Extinction for a singular diffusion equation with strong gradient absorption revisited

TL;DR

This paper investigates finite time extinction of solutions to a singular diffusion equation with gradient absorption, identifying optimal initial decay conditions and extinction rates under specific parameter ranges.

Contribution

It provides the first precise characterization of initial decay rates and extinction rates for solutions of the singular diffusion equation with gradient absorption.

Findings

Identifies optimal initial decay conditions for finite time extinction.

Derives optimal extinction rates near the extinction time.

Establishes parameter ranges for extinction phenomena.

Abstract

When $2N/(N+1)<p<2$ and $0<q<p/2$, non-negative solutions to the singular diffusion equation with gradient absorption $$\partial\_tu-\Delta\_p u + |\nabla u|^q=0 \ \text{ in }\ (0,\infty)\times\mathbb{R}^N$$ vanish after a finite time.

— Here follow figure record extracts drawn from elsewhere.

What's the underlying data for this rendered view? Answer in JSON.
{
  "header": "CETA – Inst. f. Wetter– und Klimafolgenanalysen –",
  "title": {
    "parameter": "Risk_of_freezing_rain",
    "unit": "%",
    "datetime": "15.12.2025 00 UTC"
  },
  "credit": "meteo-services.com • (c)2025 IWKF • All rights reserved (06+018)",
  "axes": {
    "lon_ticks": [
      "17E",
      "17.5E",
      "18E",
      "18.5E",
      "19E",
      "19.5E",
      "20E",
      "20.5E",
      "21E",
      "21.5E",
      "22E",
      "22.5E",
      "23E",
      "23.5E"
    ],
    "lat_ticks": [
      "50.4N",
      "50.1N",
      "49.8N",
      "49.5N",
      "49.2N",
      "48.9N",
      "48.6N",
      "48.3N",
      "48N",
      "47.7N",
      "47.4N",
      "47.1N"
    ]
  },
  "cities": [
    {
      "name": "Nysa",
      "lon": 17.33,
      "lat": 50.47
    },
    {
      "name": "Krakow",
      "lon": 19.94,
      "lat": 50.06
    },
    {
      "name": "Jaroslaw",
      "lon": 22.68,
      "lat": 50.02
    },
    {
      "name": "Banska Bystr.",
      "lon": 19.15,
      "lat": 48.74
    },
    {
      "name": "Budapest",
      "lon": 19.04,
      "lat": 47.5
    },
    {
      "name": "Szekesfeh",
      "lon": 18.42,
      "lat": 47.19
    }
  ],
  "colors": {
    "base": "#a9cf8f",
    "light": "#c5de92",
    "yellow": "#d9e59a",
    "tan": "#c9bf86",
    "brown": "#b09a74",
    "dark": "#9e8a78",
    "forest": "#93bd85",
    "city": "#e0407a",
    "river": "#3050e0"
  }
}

This phenomenon is usually referred to as finite time extinction and takes place provided the initial condition $u\_0$ decays sufficiently rapidly as $|x|\to\infty$. On the one hand, the optimal decay of $u\_0$ at infinity guaranteeing the occurence of finite time extinction is identified. On the other hand, assuming further that $p-1<q<p/2$, optimal extinction rates near the extinction time are derived.